Haiti may only have a slim chance of advancing to the knockout stages, but the team say they won’t go down without a fight Tuesday as some players draw on family history to lay down a legacy on their Women’s World Cup debut.
Ahead of their Group D match against Denmark, Haiti midfielder Danielle Etienne, 22 – whose father Derrick played for the men’s national team – says her family are right behind her.
“I know I’m making my grandfather proud, I’m making my parents proud as well,” Etienne told CNN after a training session Sunday.
Etienne joined Haiti’s youth set-up at age 14 and represented the team at the U-20 Women’s World Cup in 2018 – the first time a Caribbean nation has appeared in that tournament.
She says her grandfather in particular has been invested in her soccer journey.
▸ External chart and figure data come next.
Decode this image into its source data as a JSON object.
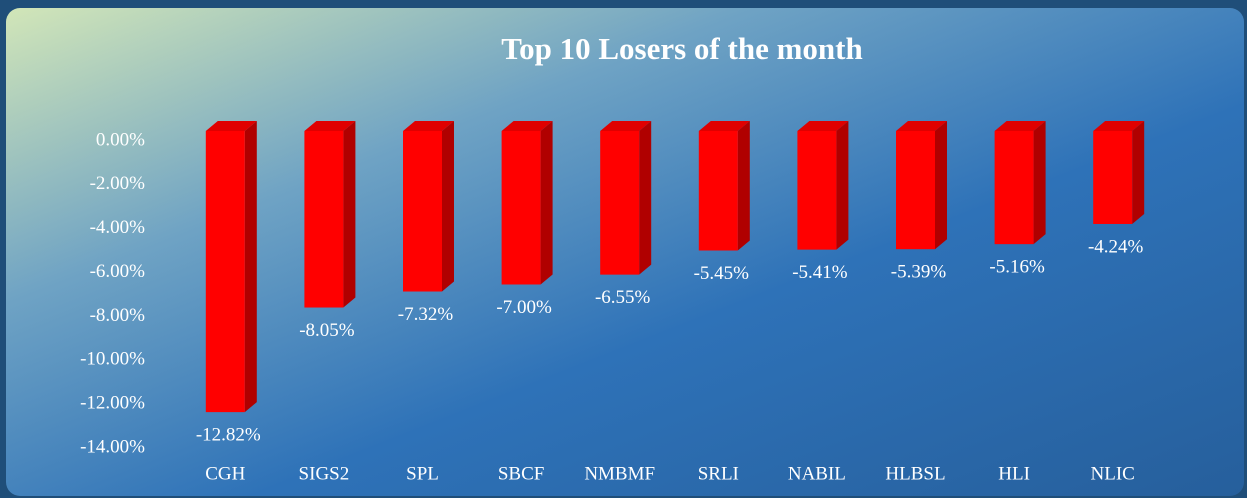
{
  "chart_data": {
    "type": "bar3d",
    "title": "Top 10 Losers of the month",
    "categories": [
      "CGH",
      "SIGS2",
      "SPL",
      "SBCF",
      "NMBMF",
      "SRLI",
      "NABIL",
      "HLBSL",
      "HLI",
      "NLIC"
    ],
    "values": [
      -12.82,
      -8.05,
      -7.32,
      -7.0,
      -6.55,
      -5.45,
      -5.41,
      -5.39,
      -5.16,
      -4.24
    ],
    "value_labels": [
      "-12.82%",
      "-8.05%",
      "-7.32%",
      "-7.00%",
      "-6.55%",
      "-5.45%",
      "-5.41%",
      "-5.39%",
      "-5.16%",
      "-4.24%"
    ],
    "color": "#ff0000",
    "ylim": [
      -14,
      0
    ],
    "yticks": [
      {
        "value": 0,
        "label": "0.00%"
      },
      {
        "value": -2,
        "label": "-2.00%"
      },
      {
        "value": -4,
        "label": "-4.00%"
      },
      {
        "value": -6,
        "label": "-6.00%"
      },
      {
        "value": -8,
        "label": "-8.00%"
      },
      {
        "value": -10,
        "label": "-10.00%"
      },
      {
        "value": -12,
        "label": "-12.00%"
      },
      {
        "value": -14,
        "label": "-14.00%"
      }
    ],
    "grid": false
  }
}
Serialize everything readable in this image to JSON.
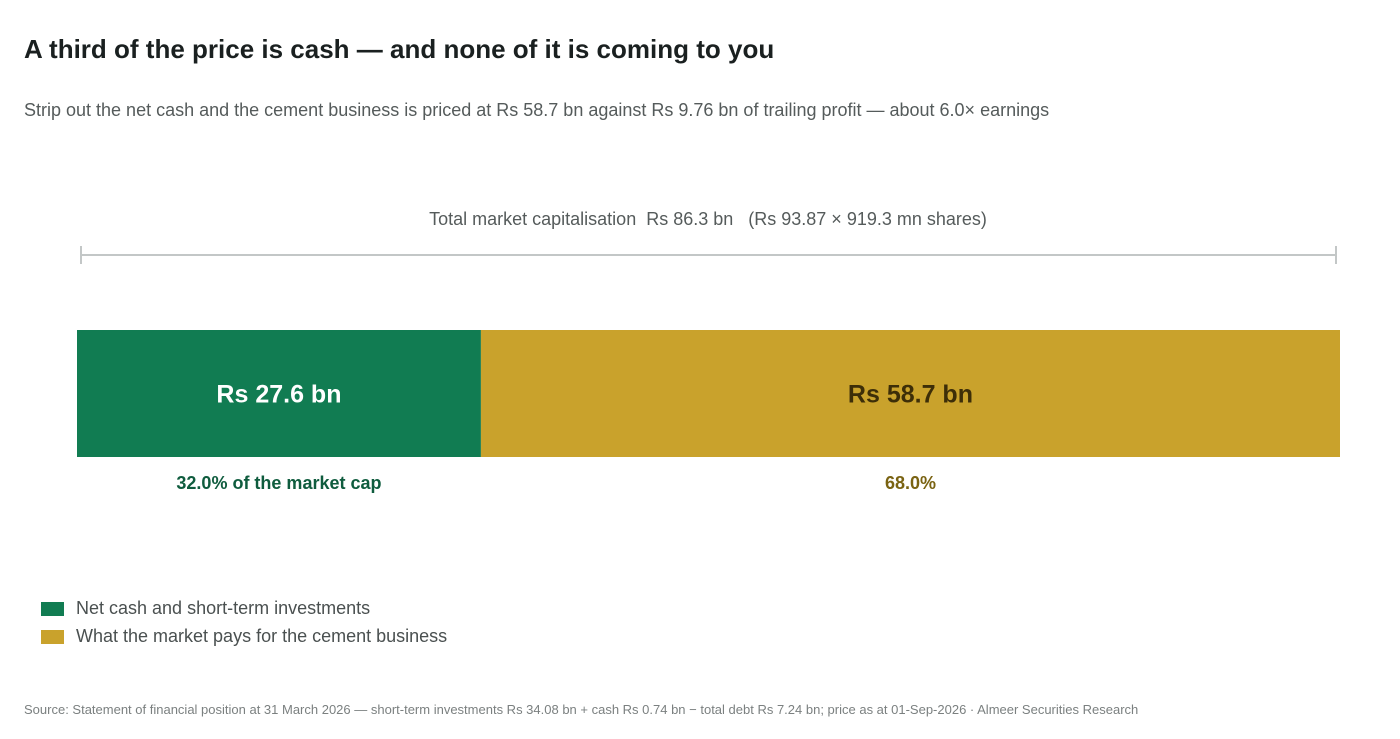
{
  "header": {
    "title": "A third of the price is cash — and none of it is coming to you",
    "subtitle": "Strip out the net cash and the cement business is priced at Rs 58.7 bn against Rs 9.76 bn of trailing profit — about 6.0× earnings"
  },
  "chart_data": {
    "type": "bar",
    "orientation": "horizontal-stacked",
    "total": 86.3,
    "total_label": "Total market capitalisation  Rs 86.3 bn   (Rs 93.87 × 919.3 mn shares)",
    "series": [
      {
        "name": "Net cash and short-term investments",
        "value": 27.6,
        "label": "Rs 27.6 bn",
        "share_label": "32.0% of the market cap",
        "color": "#117c52",
        "label_color": "#ffffff",
        "share_color": "#0f5c3e"
      },
      {
        "name": "What the market pays for the cement business",
        "value": 58.7,
        "label": "Rs 58.7 bn",
        "share_label": "68.0%",
        "color": "#c9a22c",
        "label_color": "#3d2e08",
        "share_color": "#7a6312"
      }
    ],
    "legend_position": "bottom-left",
    "grid": false
  },
  "footer": {
    "source": "Source: Statement of financial position at 31 March 2026 — short-term investments Rs 34.08 bn + cash Rs 0.74 bn − total debt Rs 7.24 bn; price as at 01-Sep-2026  ·  Almeer Securities Research"
  }
}
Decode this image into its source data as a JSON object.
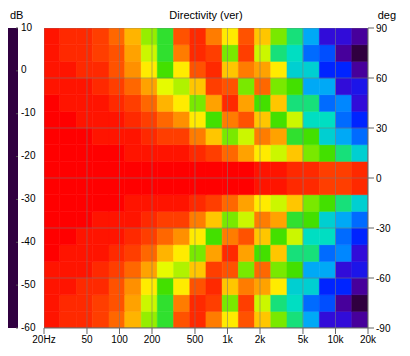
{
  "chart_data": {
    "type": "heatmap",
    "title": "Directivity (ver)",
    "colorbar_label": "dB",
    "y_label": "deg",
    "log": "x",
    "grid": true,
    "xlim": [
      20,
      20000
    ],
    "ylim": [
      -90,
      90
    ],
    "xticks": [
      {
        "value": 20,
        "label": "20Hz"
      },
      50,
      100,
      200,
      500,
      {
        "value": 1000,
        "label": "1k"
      },
      {
        "value": 2000,
        "label": "2k"
      },
      {
        "value": 5000,
        "label": "5k"
      },
      {
        "value": 10000,
        "label": "10k"
      },
      {
        "value": 20000,
        "label": "20k"
      }
    ],
    "yticks": [
      90,
      60,
      30,
      0,
      -30,
      -60,
      -90
    ],
    "color_range": [
      -60,
      10
    ],
    "color_ticks": [
      10,
      0,
      -10,
      -20,
      -30,
      -40,
      -50,
      -60
    ],
    "x_edges": [
      20,
      28,
      40,
      56,
      80,
      112,
      159,
      224,
      317,
      448,
      632,
      893,
      1262,
      1782,
      2518,
      3557,
      5024,
      7096,
      10024,
      14159,
      20000
    ],
    "y_edges": [
      -90,
      -80,
      -70,
      -60,
      -50,
      -40,
      -30,
      -20,
      -10,
      0,
      10,
      20,
      30,
      40,
      50,
      60,
      70,
      80,
      90
    ],
    "cells": [
      [
        -1,
        -2,
        -2,
        -3,
        -5,
        -9,
        -17,
        -22,
        -4,
        -2,
        -6,
        -12,
        -4,
        -10,
        -18,
        -25,
        -35,
        -50,
        -50,
        -55
      ],
      [
        -1,
        -2,
        -2,
        -3,
        -4,
        -8,
        -15,
        -22,
        -6,
        -2,
        -3,
        -18,
        -3,
        -15,
        -25,
        -28,
        -40,
        -42,
        -55,
        -60
      ],
      [
        -1,
        -1,
        -2,
        -2,
        -4,
        -7,
        -12,
        -20,
        -12,
        -4,
        -2,
        -10,
        -6,
        -8,
        -12,
        -30,
        -30,
        -45,
        -45,
        -55
      ],
      [
        -1,
        -1,
        -1,
        -2,
        -3,
        -5,
        -8,
        -14,
        -16,
        -10,
        -3,
        -4,
        -18,
        -5,
        -18,
        -20,
        -35,
        -35,
        -50,
        -48
      ],
      [
        0,
        -1,
        -1,
        -1,
        -2,
        -3,
        -5,
        -9,
        -12,
        -18,
        -8,
        -2,
        -8,
        -20,
        -10,
        -25,
        -25,
        -40,
        -38,
        -50
      ],
      [
        0,
        0,
        -1,
        -1,
        -1,
        -2,
        -3,
        -5,
        -7,
        -12,
        -20,
        -6,
        -4,
        -10,
        -20,
        -15,
        -28,
        -28,
        -40,
        -45
      ],
      [
        0,
        0,
        0,
        -1,
        -1,
        -1,
        -2,
        -3,
        -3,
        -6,
        -10,
        -18,
        -15,
        -6,
        -8,
        -22,
        -20,
        -30,
        -35,
        -40
      ],
      [
        0,
        0,
        0,
        0,
        0,
        -1,
        -1,
        -1,
        -1,
        -2,
        -3,
        -5,
        -8,
        -12,
        -15,
        -10,
        -18,
        -20,
        -25,
        -30
      ],
      [
        0,
        0,
        0,
        0,
        0,
        0,
        0,
        0,
        0,
        0,
        0,
        0,
        0,
        -1,
        -1,
        -2,
        -2,
        -3,
        -3,
        -2
      ],
      [
        0,
        0,
        0,
        0,
        0,
        0,
        0,
        0,
        0,
        0,
        0,
        0,
        0,
        -1,
        -1,
        -2,
        -2,
        -3,
        -3,
        -2
      ],
      [
        0,
        0,
        0,
        0,
        0,
        -1,
        -1,
        -1,
        -1,
        -2,
        -3,
        -5,
        -8,
        -12,
        -15,
        -10,
        -18,
        -20,
        -25,
        -30
      ],
      [
        0,
        0,
        0,
        -1,
        -1,
        -1,
        -2,
        -3,
        -3,
        -6,
        -10,
        -18,
        -15,
        -6,
        -8,
        -22,
        -20,
        -30,
        -35,
        -40
      ],
      [
        0,
        0,
        -1,
        -1,
        -1,
        -2,
        -3,
        -5,
        -7,
        -12,
        -20,
        -6,
        -4,
        -10,
        -20,
        -15,
        -28,
        -28,
        -40,
        -45
      ],
      [
        0,
        -1,
        -1,
        -1,
        -2,
        -3,
        -5,
        -9,
        -12,
        -18,
        -8,
        -2,
        -8,
        -20,
        -10,
        -25,
        -25,
        -40,
        -38,
        -50
      ],
      [
        -1,
        -1,
        -1,
        -2,
        -3,
        -5,
        -8,
        -14,
        -16,
        -10,
        -3,
        -4,
        -18,
        -5,
        -18,
        -20,
        -35,
        -35,
        -50,
        -48
      ],
      [
        -1,
        -1,
        -2,
        -2,
        -4,
        -7,
        -12,
        -20,
        -12,
        -4,
        -2,
        -10,
        -6,
        -8,
        -12,
        -30,
        -30,
        -45,
        -45,
        -55
      ],
      [
        -1,
        -2,
        -2,
        -3,
        -4,
        -8,
        -15,
        -22,
        -6,
        -2,
        -3,
        -18,
        -3,
        -15,
        -25,
        -28,
        -40,
        -42,
        -55,
        -60
      ],
      [
        -1,
        -2,
        -2,
        -3,
        -5,
        -9,
        -17,
        -22,
        -4,
        -2,
        -6,
        -12,
        -4,
        -10,
        -18,
        -25,
        -35,
        -50,
        -50,
        -55
      ]
    ]
  }
}
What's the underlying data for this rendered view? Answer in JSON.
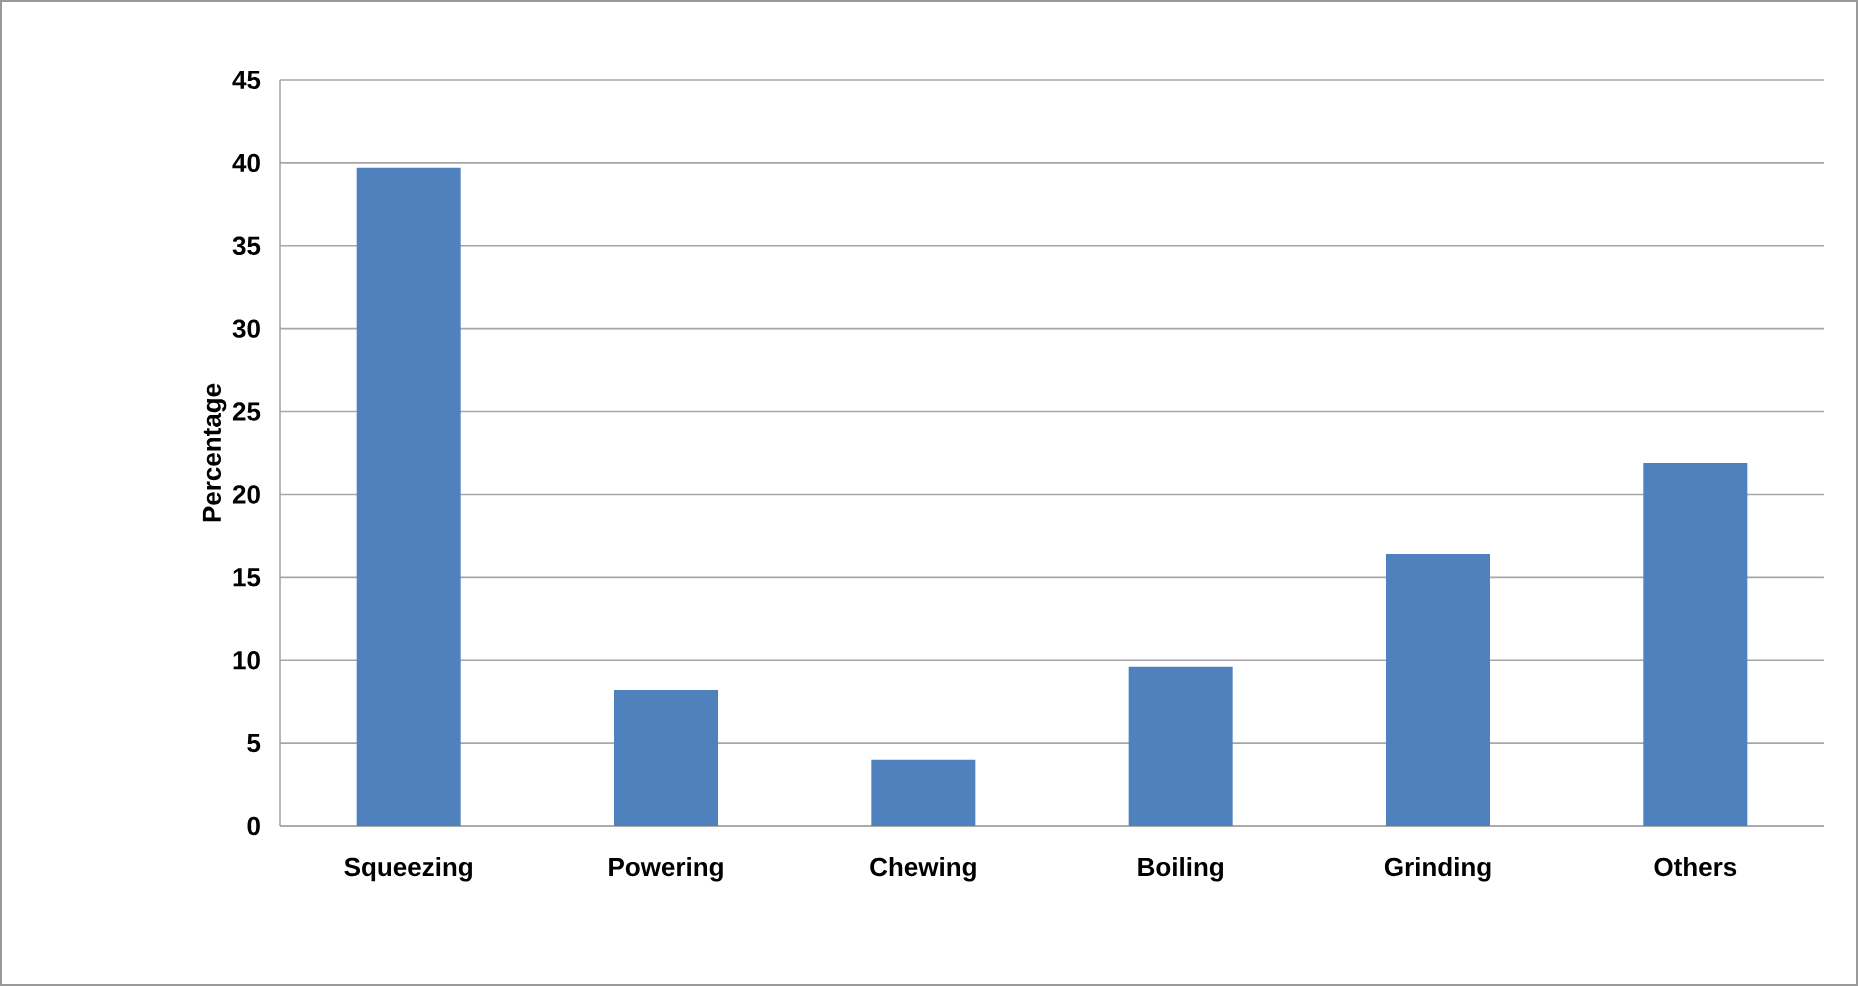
{
  "chart_data": {
    "type": "bar",
    "ylabel": "Percentage",
    "categories": [
      "Squeezing",
      "Powering",
      "Chewing",
      "Boiling",
      "Grinding",
      "Others"
    ],
    "values": [
      39.7,
      8.2,
      4.0,
      9.6,
      16.4,
      21.9
    ],
    "color": "#4f81bd",
    "ylim": [
      0,
      45
    ],
    "yticks": [
      0,
      5,
      10,
      15,
      20,
      25,
      30,
      35,
      40,
      45
    ],
    "grid": "y"
  }
}
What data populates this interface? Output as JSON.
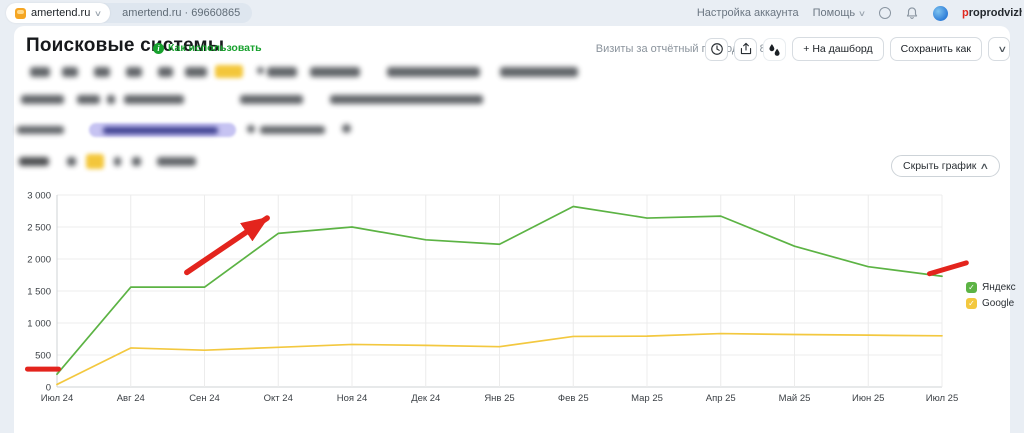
{
  "icons": {
    "chevron_down": "∨",
    "chevron_up": "∧",
    "info_i": "i",
    "check": "✓"
  },
  "topbar": {
    "site_tab": "amertend.ru",
    "counter_label": "amertend.ru · 69660865",
    "account_settings": "Настройка аккаунта",
    "help": "Помощь",
    "username": "proprodvizhenye"
  },
  "header": {
    "title": "Поисковые системы",
    "how_to_use": "Как использовать",
    "visits_label": "Визиты за отчётный период: 35 844",
    "add_to_dashboard": "+ На дашборд",
    "save_as": "Сохранить как"
  },
  "chart_controls": {
    "hide_chart": "Скрыть график"
  },
  "chart_data": {
    "type": "line",
    "categories": [
      "Июл 24",
      "Авг 24",
      "Сен 24",
      "Окт 24",
      "Ноя 24",
      "Дек 24",
      "Янв 25",
      "Фев 25",
      "Мар 25",
      "Апр 25",
      "Май 25",
      "Июн 25",
      "Июл 25"
    ],
    "series": [
      {
        "name": "Яндекс",
        "color": "#5cb344",
        "values": [
          200,
          1560,
          1560,
          2400,
          2500,
          2300,
          2230,
          2820,
          2640,
          2670,
          2200,
          1880,
          1730
        ]
      },
      {
        "name": "Google",
        "color": "#f3c83f",
        "values": [
          40,
          610,
          575,
          620,
          665,
          650,
          630,
          790,
          795,
          835,
          820,
          810,
          800
        ]
      }
    ],
    "ylim": [
      0,
      3000
    ],
    "yticks": {
      "values": [
        0,
        500,
        1000,
        1500,
        2000,
        2500,
        3000
      ],
      "labels": [
        "0",
        "500",
        "1 000",
        "1 500",
        "2 000",
        "2 500",
        "3 000"
      ]
    },
    "grid": true,
    "legend_position": "right",
    "annotations": [
      {
        "type": "line",
        "color": "#e3241d",
        "from": [
          -0.4,
          280
        ],
        "to": [
          0.02,
          280
        ]
      },
      {
        "type": "arrow",
        "color": "#e3241d",
        "from": [
          1.76,
          1790
        ],
        "to": [
          2.85,
          2640
        ]
      },
      {
        "type": "line",
        "color": "#e3241d",
        "from": [
          11.83,
          1770
        ],
        "to": [
          12.33,
          1940
        ]
      }
    ]
  }
}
“He calls my dad after every game to get an update and check in,” she said. “He always says thank you which I think is kind of ironic because it’s like ‘Thank you for being Haitian so I can play for the national team’. But he always says thank you for representing my country.”
Etienne’s fellow midfielder Milan Pierre-Jerome, 21, says she was inspired by her father, Reginald, a former goalkeeper for the Haitian men’s team.
“Ever since I was a little girl I’ve always wanted to play for Haiti because my father played for Haiti. And he always used to tell me the stories about how they were trying to qualify for the World Cup,” Pierre-Jerome said.
After Haiti qualified for this year’s tournament, Pierre-Jerome says her dad was “speechless.”
“He’s very proud of me,” she’s said. “And he’s proud of us and what we’ve done and … we’re not finished yet.”
Family legacy
Haiti defied expectations in their opening game against England as the Caribbean nation matched the Lionesses almost every step of the way, eventually succumbing 1-0.
But after also losing 1-0 to China, Haiti goes into its final group match against Denmark facing an uphill climb to stay in the tournament.
The World Cup debutantes need a win to have any chance of making it to the Round of 16 – and for results elsewhere to go their way.
But even if they don’t make it through, the team has already made history as the first Haitian side to qualify for a World Cup since the men’s team bowed out in the group stages in 1974.
“I’ve always wanted to be a part of history in my own way, and with my purpose, and you know, for me, that’s soccer,” Pierre-Jerome said.
“Just being able to do this for our country is something that means a lot to me and, honestly makes me very emotional. To be able to say that we’ve done it is something that’s amazing.”
But while the team represent Haiti, they’ve had to practice elsewhere.
Ahead of the World Cup, the team trained in Switzerland and South Korea, according to a representative of the Haitian Federation of Football.
Haiti is a country scarred by the effects of political unrest and natural disasters. It remains one of the poorest nations in the Caribbean despite a proud history of being forged in the fires of a slave-led rebellion that defeated colonial powers and won its people’s independence.
A 7.0-magnitude earthquake in January 2010 devastated the country and left up to 300,000 people dead. Gang violence and widespread insecurity have only deepened since President Jovenel Moise was assassinated in 2021 in his bedroom.
For Etienne, representing Haiti at the Women’s World Cup is also about cementing a legacy for generations to come.
She told CNN she’s playing now for her son, who was born at the start of the year. Etienne was back with the team just two months later and said she wanted her son to know his mother had played for Haiti in their inaugural Women’s World Cup.
“It’s definitely been a learning experience because no one for Haiti has ever had a baby and then come back and played,” she said.
And Etienne has her eyes on the future, in more ways than one.
“I was talking to my dad the other day about things that we can even do to try to help in the future for any other players who experience this, start a family and then you know, want to come back and play,” she said.
“Because, you know, it doesn’t have to be over now.”